De cliente à adjointe administrative
Suzanne Blanchette se souvient très bien du jour où elle a mis les pieds pour la première fois dans les bureaux du Courrier Sud, alors situés sur le boulevard Louis-Fréchette à Nicolet.
« J’avais 17 ans et je venais passer une annonce classée pour offrir mes services comme gardienne d’enfants. J’aimais ça, la petite bâtisse. Il y avait une petite entrée et tu devais te présenter au comptoir et parler à la réceptionniste à travers un petit carré. Je me suis dit : Un jour, je vais travailler ici! »
Ce jour-là est finalement venu le 17 avril 1998, voilà maintenant plus de 27 ans. « J’étais adjointe administrative et dans ce temps-là, on prenait les annonces classées au téléphone. Ou bien, quand les gens ne recevaient pas le journal, ils nous appelaient pour se plaindre. Ça marchait beaucoup dans le temps », se rappelle la Nicolétaine qui travaillait auparavant comme chef-caissière au IGA de Nicolet.

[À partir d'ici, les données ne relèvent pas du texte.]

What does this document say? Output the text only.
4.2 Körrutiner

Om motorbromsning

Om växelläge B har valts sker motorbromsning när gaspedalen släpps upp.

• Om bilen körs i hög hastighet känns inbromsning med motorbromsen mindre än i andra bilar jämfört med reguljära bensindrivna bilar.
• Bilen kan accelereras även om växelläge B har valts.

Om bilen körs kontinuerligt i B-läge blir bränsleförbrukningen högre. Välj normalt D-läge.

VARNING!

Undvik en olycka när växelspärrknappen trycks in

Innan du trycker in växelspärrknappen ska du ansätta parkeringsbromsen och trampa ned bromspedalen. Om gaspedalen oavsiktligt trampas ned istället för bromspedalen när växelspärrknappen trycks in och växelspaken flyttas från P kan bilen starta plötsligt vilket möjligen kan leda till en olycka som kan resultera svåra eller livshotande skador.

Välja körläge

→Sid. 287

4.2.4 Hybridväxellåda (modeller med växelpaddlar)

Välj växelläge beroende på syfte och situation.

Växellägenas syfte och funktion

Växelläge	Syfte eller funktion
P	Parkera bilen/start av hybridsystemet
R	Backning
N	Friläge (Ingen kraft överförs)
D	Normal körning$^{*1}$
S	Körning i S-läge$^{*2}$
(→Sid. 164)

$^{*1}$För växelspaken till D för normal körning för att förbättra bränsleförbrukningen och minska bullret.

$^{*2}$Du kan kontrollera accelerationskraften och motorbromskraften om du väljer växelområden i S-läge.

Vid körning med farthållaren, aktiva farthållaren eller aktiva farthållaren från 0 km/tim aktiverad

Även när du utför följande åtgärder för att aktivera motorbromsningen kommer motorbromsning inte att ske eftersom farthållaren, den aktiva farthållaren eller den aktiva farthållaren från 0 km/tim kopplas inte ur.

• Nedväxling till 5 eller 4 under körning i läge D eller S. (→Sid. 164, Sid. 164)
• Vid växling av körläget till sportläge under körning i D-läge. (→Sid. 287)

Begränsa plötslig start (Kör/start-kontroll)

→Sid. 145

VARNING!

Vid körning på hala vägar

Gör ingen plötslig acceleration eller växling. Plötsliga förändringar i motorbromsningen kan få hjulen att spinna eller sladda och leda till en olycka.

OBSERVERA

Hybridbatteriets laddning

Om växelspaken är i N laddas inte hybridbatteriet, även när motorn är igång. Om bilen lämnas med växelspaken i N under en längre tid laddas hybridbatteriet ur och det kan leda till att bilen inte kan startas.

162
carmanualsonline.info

Les débuts de Suzanne Blanchette coïncident avec l’arrivée des premiers ordinateurs au Courrier Sud. « Il fallait tout rentrer la facturation et les bons de commande à la main dans le système informatique. Il ne fallait pas se tromper sinon, tout était à recommencer. »
Avant l’arrivée d’Internet dans nos vies, le lien avec l’édition papier du Courrier Sud était plus fort que jamais. « Quand le journal arrivait dans les maisons, tout le monde le lisait. C’était la seule façon d’apprendre ce qui se passait dans la région », note Suzanne Blanchette, une fidèle lectrice du Courrier Sud bien avant d’y être employée.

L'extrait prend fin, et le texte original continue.